Saya sering melihat orang tua saya berdoa, memohon Tuhan menolong kami menghadapi masa-masa sulit itu. Mereka berpesan berulang kali untuk selalu mengandalkan Tuhan, berserah pada Tuhan, dan tidak boleh meninggalkan Tuhan Yesus seberat apapun hidup. Saya melihat Papah saya bekerja keras dari pagi sampai malam. Saya melihat Mamah saya bangun subuh-subuh mengerjakan tugas rumah tangga, merawat orang tuanya, merawat kami, dan masih membantu Papah berjualan di warung kecil di rumah. Saya pernah protes kepadaTuhan, kenapa kami harus mengalami semua ini. Jujur, kami terkadang iri juga melihat teman-teman yang hidupnya terlihat lebih baik daripada kami. Tapi pada akhirnya, Tuhan membuat segala sesuatunya indah!

Selama studi, banyak hal yang Tuhan kerjakan dalam hidup saya untuk membentuk kepribadian dan mempersiapkan saya memasuki ladang Tuhan. Saya harus belajar bergantung sepenuhnya kepada Tuhan, belajar mandiri karena hidup terpisah beberapa waktu dari orang tua, belajar menghargai setiap kesempatan yang Tuhan berikan, belajar mengendalikan diri, belajar melayani Tuhan sepenuh hati, belajar taat, belajar mengajar fisika dengan pembelajaran aktif, belajar mengasihi murid-murid dan rekan kerja seperti Tuhan mengasihi mereka, belajar menjadi kakak yang bertanggung jawab, belajar berorganisasi, belajar berdoa. Sungguh tidak mudah, tapi sangat berharga!
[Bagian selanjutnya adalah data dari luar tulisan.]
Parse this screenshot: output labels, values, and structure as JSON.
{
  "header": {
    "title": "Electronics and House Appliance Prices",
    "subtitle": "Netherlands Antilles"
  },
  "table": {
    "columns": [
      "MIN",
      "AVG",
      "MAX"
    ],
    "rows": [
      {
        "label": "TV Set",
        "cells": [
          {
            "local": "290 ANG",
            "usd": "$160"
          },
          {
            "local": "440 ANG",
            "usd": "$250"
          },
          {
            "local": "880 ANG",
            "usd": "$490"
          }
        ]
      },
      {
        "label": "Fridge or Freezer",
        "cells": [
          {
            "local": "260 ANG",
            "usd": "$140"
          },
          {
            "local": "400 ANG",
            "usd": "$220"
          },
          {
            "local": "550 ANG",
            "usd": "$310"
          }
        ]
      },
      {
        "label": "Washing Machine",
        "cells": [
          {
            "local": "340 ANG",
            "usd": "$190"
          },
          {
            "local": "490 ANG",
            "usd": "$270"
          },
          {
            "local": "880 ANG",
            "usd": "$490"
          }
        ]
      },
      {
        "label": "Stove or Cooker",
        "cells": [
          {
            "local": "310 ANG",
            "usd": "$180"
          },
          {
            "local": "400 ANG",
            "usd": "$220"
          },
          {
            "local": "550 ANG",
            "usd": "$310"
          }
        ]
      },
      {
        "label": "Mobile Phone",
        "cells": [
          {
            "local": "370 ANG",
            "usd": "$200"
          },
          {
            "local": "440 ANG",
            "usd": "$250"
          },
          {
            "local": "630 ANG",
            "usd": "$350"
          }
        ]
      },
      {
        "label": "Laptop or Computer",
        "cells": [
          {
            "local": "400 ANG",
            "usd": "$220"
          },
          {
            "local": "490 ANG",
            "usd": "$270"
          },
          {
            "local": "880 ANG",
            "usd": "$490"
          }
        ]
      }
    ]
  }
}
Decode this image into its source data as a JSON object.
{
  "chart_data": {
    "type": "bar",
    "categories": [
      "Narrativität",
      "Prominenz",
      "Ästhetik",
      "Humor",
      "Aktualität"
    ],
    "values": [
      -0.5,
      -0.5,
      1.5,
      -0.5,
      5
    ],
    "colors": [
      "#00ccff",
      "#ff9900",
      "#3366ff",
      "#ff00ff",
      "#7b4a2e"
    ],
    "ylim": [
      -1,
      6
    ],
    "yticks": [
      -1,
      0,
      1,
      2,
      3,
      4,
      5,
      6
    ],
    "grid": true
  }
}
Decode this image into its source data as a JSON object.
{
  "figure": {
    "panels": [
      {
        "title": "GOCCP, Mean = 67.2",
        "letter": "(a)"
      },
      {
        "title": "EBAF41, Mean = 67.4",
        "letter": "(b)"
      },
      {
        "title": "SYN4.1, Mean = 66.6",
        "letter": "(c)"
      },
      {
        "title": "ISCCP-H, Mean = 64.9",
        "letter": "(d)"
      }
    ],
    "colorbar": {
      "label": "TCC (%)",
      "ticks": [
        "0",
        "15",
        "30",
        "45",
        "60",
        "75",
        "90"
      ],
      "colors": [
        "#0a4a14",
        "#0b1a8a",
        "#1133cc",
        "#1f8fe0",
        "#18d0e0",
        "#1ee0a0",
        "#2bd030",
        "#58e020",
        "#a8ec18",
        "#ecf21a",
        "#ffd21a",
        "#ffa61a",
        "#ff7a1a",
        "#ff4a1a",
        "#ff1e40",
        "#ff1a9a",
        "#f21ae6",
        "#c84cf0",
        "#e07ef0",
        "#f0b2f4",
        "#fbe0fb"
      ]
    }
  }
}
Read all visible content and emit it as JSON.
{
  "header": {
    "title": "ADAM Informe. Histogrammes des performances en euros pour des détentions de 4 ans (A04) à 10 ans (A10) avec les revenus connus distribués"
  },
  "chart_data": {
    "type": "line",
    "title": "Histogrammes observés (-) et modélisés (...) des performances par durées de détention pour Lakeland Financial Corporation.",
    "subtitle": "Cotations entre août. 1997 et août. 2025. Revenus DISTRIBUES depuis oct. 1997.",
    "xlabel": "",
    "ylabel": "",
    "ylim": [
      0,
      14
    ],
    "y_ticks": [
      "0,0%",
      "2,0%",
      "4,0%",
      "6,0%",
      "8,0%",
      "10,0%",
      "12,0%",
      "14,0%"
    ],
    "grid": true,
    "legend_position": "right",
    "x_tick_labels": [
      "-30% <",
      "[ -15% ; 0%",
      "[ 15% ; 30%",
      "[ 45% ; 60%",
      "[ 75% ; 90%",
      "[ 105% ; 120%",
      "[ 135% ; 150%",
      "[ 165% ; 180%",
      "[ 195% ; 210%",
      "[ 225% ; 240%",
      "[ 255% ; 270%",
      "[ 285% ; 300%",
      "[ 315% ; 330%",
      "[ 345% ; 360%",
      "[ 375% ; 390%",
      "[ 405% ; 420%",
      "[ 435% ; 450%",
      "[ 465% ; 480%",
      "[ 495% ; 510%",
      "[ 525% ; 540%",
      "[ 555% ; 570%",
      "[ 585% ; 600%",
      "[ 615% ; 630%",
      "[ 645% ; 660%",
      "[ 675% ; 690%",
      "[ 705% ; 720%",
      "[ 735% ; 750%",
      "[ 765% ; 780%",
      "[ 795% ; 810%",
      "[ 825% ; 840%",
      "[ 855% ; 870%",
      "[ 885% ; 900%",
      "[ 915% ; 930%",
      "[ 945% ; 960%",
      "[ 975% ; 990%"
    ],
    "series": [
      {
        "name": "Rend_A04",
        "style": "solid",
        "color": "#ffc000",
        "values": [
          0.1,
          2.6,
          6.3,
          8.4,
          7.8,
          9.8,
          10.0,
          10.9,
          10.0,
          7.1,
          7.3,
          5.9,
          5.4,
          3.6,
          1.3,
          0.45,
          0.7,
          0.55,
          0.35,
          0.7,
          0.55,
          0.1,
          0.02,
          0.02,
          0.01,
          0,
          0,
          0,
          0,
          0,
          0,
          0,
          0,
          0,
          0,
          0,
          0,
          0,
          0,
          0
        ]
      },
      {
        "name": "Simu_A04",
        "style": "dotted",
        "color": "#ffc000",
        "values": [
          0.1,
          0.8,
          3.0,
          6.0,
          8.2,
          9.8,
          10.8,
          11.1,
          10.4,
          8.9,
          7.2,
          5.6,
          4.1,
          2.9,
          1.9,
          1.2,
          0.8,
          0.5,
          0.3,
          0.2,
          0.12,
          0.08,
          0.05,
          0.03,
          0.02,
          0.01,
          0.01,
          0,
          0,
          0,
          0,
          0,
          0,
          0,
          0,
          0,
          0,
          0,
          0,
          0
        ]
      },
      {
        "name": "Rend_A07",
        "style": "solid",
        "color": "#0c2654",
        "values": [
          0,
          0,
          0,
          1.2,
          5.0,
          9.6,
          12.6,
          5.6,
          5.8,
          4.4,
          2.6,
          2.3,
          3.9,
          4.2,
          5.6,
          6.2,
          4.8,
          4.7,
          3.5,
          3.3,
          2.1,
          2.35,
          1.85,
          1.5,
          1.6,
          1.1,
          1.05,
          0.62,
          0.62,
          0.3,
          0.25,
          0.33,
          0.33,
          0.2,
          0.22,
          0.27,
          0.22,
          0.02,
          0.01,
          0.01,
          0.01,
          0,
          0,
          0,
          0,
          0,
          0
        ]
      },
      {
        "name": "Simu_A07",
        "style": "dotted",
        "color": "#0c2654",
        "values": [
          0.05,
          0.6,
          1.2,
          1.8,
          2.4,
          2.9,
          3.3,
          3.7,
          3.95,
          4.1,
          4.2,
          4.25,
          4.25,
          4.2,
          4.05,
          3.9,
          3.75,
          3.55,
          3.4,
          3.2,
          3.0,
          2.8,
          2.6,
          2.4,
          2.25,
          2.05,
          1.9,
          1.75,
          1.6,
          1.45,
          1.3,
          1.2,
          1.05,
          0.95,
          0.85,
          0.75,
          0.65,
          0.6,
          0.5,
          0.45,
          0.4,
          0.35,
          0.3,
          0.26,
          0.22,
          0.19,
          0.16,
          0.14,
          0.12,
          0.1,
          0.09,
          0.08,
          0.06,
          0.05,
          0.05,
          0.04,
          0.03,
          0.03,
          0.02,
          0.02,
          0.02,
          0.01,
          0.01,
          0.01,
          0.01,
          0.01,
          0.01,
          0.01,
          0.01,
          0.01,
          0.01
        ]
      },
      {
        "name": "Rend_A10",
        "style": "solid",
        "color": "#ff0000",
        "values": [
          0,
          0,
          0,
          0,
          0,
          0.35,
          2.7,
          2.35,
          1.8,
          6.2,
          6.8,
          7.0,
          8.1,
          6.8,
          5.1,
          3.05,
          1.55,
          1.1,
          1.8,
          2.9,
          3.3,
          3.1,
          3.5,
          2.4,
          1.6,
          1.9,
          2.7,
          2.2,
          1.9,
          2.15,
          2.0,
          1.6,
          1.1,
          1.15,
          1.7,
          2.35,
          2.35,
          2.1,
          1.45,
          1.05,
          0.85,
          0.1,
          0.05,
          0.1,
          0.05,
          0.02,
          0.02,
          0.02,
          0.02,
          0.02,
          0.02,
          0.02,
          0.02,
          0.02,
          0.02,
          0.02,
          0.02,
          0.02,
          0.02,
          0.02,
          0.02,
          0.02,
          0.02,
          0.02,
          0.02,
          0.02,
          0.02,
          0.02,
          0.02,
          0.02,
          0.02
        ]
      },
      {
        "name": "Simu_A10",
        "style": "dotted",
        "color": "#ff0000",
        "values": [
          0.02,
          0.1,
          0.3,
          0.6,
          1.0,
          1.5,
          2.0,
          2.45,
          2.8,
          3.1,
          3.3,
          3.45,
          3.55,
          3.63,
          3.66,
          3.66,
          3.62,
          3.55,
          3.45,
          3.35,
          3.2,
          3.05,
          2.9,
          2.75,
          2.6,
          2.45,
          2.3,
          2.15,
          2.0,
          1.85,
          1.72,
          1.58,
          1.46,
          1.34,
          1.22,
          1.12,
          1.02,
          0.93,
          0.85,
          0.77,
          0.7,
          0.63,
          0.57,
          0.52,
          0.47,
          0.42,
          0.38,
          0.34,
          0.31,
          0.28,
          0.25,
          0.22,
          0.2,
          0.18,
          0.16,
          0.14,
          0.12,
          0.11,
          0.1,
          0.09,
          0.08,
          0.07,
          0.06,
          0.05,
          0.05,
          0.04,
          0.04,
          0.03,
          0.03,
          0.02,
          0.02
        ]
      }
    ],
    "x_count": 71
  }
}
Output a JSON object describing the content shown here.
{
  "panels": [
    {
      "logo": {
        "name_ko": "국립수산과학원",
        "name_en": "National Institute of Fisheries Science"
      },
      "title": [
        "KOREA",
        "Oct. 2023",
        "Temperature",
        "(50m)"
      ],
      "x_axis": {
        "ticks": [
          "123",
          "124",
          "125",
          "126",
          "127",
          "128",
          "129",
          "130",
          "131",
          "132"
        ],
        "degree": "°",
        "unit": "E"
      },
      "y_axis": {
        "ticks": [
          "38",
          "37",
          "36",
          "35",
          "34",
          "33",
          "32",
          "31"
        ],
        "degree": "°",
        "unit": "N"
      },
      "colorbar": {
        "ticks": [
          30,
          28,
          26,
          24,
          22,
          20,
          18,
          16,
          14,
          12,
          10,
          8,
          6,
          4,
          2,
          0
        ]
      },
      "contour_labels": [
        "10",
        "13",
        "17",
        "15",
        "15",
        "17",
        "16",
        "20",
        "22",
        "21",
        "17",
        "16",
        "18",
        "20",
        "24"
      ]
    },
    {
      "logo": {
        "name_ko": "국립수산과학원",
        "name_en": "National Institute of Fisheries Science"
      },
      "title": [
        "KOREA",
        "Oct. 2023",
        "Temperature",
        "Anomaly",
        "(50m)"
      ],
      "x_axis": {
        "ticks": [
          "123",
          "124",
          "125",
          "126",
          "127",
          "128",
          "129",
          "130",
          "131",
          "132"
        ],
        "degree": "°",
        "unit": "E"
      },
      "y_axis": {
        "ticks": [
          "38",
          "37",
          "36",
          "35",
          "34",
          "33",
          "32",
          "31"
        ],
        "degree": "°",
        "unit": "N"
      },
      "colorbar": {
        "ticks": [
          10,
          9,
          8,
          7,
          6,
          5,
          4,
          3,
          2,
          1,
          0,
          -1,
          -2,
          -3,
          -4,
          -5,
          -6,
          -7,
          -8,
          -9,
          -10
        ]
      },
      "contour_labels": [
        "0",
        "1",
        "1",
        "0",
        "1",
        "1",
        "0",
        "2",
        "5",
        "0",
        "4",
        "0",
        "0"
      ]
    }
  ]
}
Di akhir kuliah saya dan adik saya, Tuhan memberi anugerah luar biasa. Kami lulus dengan predikat cumlaude. Semua ini karena Tuhan dan untuk Tuhan. Bagi saya, ini juga merupakan hadiah pertama saya untuk Papah dan Mamah, juga bagi sahabat – sahabat mereka yang mendukung kami selama ini. Di lembar ucapan terima kasih pada skripsi saya, saya menuliskan satu per satu nama orang-orang yang telah membantu kami dalam pergumulan ini. Saya menghabiskan berlembar – lembar halaman dengan cucuran air mata syukur karena dengan melakukannya, saya mengingat kembali dan melihat betapa besar dan ajaib karya Tuhan dalam episode-episode hidup saya. Dan sekaligus meyakinkan saya bahwa Tuhan sungguh menjawab doa saya beberapa tahun lalu. Tuhan mencukupkan segalanya sampai saya selesai studi bahkan menganugerahkan penghargaan cumlaude yang sebenarnya jauh dari dugaan saya dengan caraNya yang ajaib. Puji Tuhan! Tuhan memang sungguh hanya sejauh doa!